Thursday Salute to Originals: Creation through Subtraction

Usually when creating, we tend to think in terms of addition. Colors + materials + forms + light = manifested vision. It’s the combination and compilation of these various items that turn an idea into a physical entity. These additions are what build a design and define its identity.

It is much more difficult to think of design in terms of subtraction. We’ve been trained that you must add things together in order to create something. (After all, an idea minus nothing still equals nothing, right? You can’t bake a cake without combining all the ingredients, can you?). But artist Karin Waskiewicz has embraced the concept of subtraction and turned it into a unique way to craft her artistic vision.

Deep Blue Paint Excavating Karin Waskiewicz

“Deep Blue” Acrylic on Panel, 24×20 / Image credit: Design Milk

Using layers upon layers of poured dried paint as her substrate, Waskiewicz chips away at the surface, revealing colorful coatings of enamel beneath. Layer by layer, she discovers new hues and patterns as she literally digs deeper into the surface, generating works created INTO paint and NOT by the stroke of a paint brush.

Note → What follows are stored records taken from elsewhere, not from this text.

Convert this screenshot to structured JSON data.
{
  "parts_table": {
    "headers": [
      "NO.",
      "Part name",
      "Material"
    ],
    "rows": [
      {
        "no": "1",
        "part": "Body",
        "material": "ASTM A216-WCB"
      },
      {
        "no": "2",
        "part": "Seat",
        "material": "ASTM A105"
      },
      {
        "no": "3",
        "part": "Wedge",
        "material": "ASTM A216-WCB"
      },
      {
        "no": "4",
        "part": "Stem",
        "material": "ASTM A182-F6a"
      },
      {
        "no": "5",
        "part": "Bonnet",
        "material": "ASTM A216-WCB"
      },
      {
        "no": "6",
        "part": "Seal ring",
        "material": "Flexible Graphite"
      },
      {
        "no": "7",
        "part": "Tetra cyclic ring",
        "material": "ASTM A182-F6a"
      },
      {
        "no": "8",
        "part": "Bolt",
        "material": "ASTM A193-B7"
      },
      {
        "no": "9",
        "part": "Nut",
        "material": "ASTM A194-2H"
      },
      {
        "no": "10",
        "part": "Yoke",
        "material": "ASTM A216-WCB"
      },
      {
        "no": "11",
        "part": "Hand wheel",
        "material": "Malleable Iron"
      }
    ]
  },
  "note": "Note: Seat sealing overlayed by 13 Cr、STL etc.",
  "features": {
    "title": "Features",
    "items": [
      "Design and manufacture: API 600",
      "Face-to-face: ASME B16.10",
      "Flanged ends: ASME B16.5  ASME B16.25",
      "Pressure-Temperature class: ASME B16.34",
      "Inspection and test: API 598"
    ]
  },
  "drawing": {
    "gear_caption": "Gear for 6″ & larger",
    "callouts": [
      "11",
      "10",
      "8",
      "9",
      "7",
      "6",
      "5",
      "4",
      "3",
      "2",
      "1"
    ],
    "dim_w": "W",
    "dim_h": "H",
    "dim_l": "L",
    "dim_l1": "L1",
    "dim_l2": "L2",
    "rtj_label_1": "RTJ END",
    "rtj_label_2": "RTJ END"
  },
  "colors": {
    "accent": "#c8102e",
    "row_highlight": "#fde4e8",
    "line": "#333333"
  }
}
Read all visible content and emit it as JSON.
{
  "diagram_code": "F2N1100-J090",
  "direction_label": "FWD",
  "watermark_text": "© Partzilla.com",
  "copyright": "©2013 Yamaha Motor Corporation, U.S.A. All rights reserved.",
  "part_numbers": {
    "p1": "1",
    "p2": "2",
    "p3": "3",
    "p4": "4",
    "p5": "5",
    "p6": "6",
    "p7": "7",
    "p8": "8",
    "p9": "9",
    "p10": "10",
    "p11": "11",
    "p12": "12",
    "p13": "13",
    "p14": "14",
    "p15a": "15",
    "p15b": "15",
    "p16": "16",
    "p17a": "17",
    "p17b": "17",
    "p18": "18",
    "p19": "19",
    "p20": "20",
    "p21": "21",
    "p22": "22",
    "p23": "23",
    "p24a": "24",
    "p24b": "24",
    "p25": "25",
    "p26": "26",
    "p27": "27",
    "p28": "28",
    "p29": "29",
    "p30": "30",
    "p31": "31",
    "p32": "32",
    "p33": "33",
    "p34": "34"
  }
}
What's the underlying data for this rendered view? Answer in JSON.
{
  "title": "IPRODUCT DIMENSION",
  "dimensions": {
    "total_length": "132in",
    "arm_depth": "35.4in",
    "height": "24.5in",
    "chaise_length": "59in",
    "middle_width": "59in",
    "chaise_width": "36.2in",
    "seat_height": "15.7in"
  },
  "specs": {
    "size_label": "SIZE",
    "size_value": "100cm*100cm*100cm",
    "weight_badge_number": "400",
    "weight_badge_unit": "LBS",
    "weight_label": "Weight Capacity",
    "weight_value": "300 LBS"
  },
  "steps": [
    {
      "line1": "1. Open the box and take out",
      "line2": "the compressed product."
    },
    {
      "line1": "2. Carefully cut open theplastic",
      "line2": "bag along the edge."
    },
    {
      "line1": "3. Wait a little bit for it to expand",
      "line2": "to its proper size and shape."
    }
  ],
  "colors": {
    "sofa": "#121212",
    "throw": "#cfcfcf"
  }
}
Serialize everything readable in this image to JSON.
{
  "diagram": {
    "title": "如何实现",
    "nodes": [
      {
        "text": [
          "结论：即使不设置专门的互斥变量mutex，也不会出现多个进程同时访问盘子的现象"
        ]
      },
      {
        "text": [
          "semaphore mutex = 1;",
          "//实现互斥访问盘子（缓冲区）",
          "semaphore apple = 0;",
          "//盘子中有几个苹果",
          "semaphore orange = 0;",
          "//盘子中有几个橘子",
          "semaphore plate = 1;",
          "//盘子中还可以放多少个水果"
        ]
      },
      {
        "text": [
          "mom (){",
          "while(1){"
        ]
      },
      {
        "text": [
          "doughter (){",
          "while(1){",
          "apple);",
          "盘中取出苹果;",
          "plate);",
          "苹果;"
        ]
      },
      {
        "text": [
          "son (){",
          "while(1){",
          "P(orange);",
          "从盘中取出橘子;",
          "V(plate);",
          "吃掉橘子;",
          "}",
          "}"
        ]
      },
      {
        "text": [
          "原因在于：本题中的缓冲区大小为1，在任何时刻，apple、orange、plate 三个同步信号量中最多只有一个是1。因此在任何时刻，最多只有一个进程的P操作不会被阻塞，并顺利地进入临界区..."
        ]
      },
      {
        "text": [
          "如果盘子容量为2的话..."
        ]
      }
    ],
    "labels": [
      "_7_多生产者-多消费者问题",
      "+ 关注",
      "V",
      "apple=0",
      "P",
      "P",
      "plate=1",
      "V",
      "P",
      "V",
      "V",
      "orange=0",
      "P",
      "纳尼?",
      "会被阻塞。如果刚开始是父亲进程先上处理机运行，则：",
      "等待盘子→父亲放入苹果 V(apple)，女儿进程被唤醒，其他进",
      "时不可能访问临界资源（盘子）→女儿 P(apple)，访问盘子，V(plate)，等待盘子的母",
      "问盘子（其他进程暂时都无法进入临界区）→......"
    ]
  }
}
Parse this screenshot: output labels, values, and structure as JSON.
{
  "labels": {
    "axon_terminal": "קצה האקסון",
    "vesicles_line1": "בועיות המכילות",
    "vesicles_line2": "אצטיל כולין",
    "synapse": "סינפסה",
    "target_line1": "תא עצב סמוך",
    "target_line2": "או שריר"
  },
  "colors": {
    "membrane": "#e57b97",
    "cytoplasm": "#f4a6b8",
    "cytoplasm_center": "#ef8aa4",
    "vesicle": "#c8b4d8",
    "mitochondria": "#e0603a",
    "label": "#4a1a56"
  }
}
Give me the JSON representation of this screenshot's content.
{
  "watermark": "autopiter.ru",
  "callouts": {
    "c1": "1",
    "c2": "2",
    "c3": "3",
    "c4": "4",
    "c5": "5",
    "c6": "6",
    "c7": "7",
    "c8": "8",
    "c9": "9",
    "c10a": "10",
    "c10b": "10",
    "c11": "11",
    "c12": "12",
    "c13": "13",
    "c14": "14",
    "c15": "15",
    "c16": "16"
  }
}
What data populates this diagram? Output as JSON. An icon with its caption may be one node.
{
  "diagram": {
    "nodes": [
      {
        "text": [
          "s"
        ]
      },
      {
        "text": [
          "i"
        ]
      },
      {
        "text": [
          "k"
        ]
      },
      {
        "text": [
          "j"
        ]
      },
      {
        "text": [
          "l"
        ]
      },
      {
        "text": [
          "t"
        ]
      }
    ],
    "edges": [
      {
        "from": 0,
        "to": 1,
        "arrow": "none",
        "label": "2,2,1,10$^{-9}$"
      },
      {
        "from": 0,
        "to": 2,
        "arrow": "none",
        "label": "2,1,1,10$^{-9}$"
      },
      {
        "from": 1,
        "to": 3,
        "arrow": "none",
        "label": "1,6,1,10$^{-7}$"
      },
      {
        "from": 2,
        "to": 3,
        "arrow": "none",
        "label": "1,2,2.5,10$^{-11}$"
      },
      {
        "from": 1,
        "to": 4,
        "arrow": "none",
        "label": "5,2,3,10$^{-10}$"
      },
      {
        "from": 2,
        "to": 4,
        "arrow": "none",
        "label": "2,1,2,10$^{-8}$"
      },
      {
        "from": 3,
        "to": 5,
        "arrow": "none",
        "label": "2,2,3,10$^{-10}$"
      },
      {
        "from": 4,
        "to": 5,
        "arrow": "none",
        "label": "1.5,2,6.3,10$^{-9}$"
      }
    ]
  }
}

Reflective Yellow Mound Acrylic Painting

“Reflective Mound”, Acrylic on panel, 36×24 / Image credit: Karin Waskiewicz 

“Reflective Mound” (Detail), Acrylic on panel, 36×24, detail / Image credit: Karin Waskiewicz

Almost like excavating an archaeological site revealing treasures hiding beneath, Waskiewicz’s works take shape as she progresses. More a process of discovery as opposed to the execution of a pre-calculated design, her visions slowly reveal as she painstakingly and patiently moves deeper into the surface. Not only does this subtractive technique give her works a very tactile appearance – it’s not the application of paint that gives the illusion of depth, it’s actually the physicality of these crevices creating pockets of three-dimensionality – but the randomized assemblages of colors convey an psychedelic and almost dreamlike appearance. (And we can’t help but notice that the organic movements and various tonalities within these pieces look a lot like our backlit onyx panels, too!)

Revival Chipping Away Acrylic Paint Layers

“Revival 1″ Acrylic on canvas, 25.5×20.5 / Image credit: Karin Waskiewicz 

Serving as a reminder that sometimes the best ideas emerge from nontraditional techniques and practices, we salute Waskiewicz’s artistic prose and her courage to embrace an unconventional method, proving that subtraction can actually add up to a moving masterpiece.